The last thing I had expected from Karen was an imaginative feel for language, but this was almost poetic: the soap foam as fur on the skin of the water. With a sudden rush of tender emotion I hugged her.
‘Oh, it’s you,’ she said, and kneed me in the groin.
‘Anything I can do?’ ventured Vicky, appearing in the doorway. ‘What are you doing down there?’
I smiled at her over gritted teeth.
‘Banged my funny bone.’
‘Ah, there it is!’ cried Karen, seizing a plastic bottle with green lettering. ‘Furry liquid’, I realized belatedly, was simply her Merseyside pronunciation of the well-known brand of washing-up liquid which the Parsons favoured.
‘God it’s big.’
‘Enormous.’
‘Impressive feel in the mouth. Tremendous length.’
Dennis glanced at his tasting notes.
‘ “The aroma leaps out of the glass and assaults you while your senses wallow in big good fruit and a long, long finish.” ’
He inhaled deeply.
‘Big, hard, hot, juicy, fruit attack on the nose.’
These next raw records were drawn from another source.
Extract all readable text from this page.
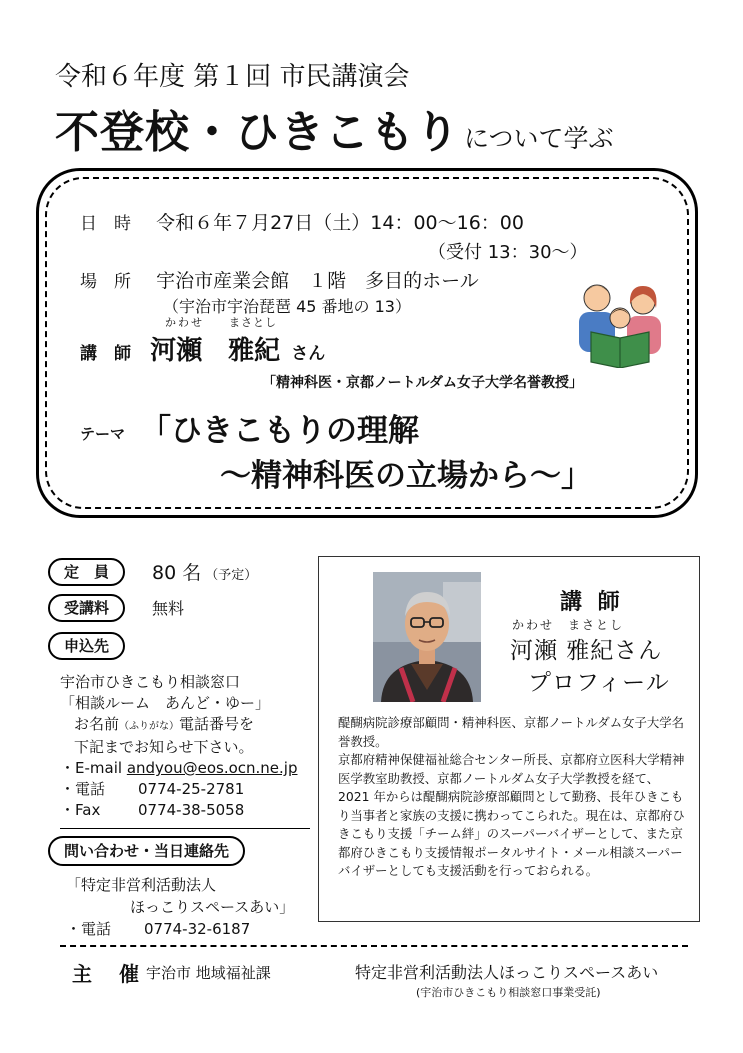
令和６年度 第１回 市民講演会
不登校・ひきこもり について学ぶ
日　時 令和６年７月27日（土）14：00〜16：00
（受付 13：30〜）
場　所 宇治市産業会館　１階　多目的ホール
（宇治市宇治琵琶 45 番地の 13）
かわせ まさとし
講　師 河瀬　雅紀 さん
「精神科医・京都ノートルダム女子大学名誉教授」
テーマ 「ひきこもりの理解
〜精神科医の立場から〜」
定　員	80 名 （予定）
受講料	無料
申込先
宇治市ひきこもり相談窓口
「相談ルーム　あんど・ゆー」
お名前（ふりがな）電話番号を
下記までお知らせ下さい。
・E-mail andyou@eos.ocn.ne.jp
・電話 0774-25-2781
・Fax	0774-38-5058
問い合わせ・当日連絡先
「特定非営利活動法人
ほっこりスペースあい」
・電話 0774-32-6187
講 師
かわせ　まさとし
河瀬 雅紀さん
プロフィール

醍醐病院診療部顧問・精神科医、京都ノートルダム女子大学名誉教授。

京都府精神保健福祉総合センター所長、京都府立医科大学精神医学教室助教授、京都ノートルダム女子大学教授を経て、2021 年からは醍醐病院診療部顧問として勤務、長年ひきこもり当事者と家族の支援に携わってこられた。現在は、京都府ひきこもり支援「チーム絆」のスーパーバイザーとして、また京都府ひきこもり支援情報ポータルサイト・メール相談スーパーバイザーとしても支援活動を行っておられる。

主 催
宇治市 地域福祉課	特定非営利活動法人ほっこりスペースあい
(宇治市ひきこもり相談窓口事業受託)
‘Generous but well-structured body.’
‘Soft but beautifully tight. Very firm.’
‘Relaxed tannic grip.’
‘Lingering finish.’
‘Long final note.’
The scene was the Parsons’ living room. Not the sitting room across the hall, to which we’d retired after dinner. That was for guests, and the guests had gone, Vicky by half past ten, the Carters an hour later. By now it was almost one, but Dennis still wanted to party. Karen was lying stretched out on the sofa facing me, staring up at the ceiling. Since the departure of Thomas and Lynn she had drunk much and said little. Dennis lay sprawled in the armchair between us, his feet propped on the glass-topped coffee table amid an array of empty bottles. In the course of the evening we had sampled a wide variety of wines, and were now experiencing a woozy sense of disassociation that was like being drunk and hung-over at the same time. It was nevertheless quite a shock, when I next glanced in Karen’s direction, to realize that she was masturbating.
I instinctively looked away, the way children do when they see something naughty, as though witnessing it might incriminate them. Then I looked back. There was no doubt about it. Her left hand was curled down under the hem of her skirt, which she’d pulled up on that side. She was wearing a short-sleeved blouse that left her arms bare to the elbow. The muscles rippled lightly as she worked. Her right knee was raised to form a screen that prevented Dennis from seeing what was going on, but she made no attempt to conceal it from me. On the contrary, she was staring at me with an almost manic intensity.
I thought I had just about run the gamut of sexual experiences, but nothing like this had ever happened to me before. I found it incredibly erotic, and the more Dennis maundered on about boiled sweets on the nose, the more erotic it became. His wife’s head gradually fell back, her mouth open and her eyes still pinned to my face, the whites showing like a frightened horse. Her legs were slightly parted and her toes curled convulsively, as though trying to find some support to relieve her vertiginous predicament.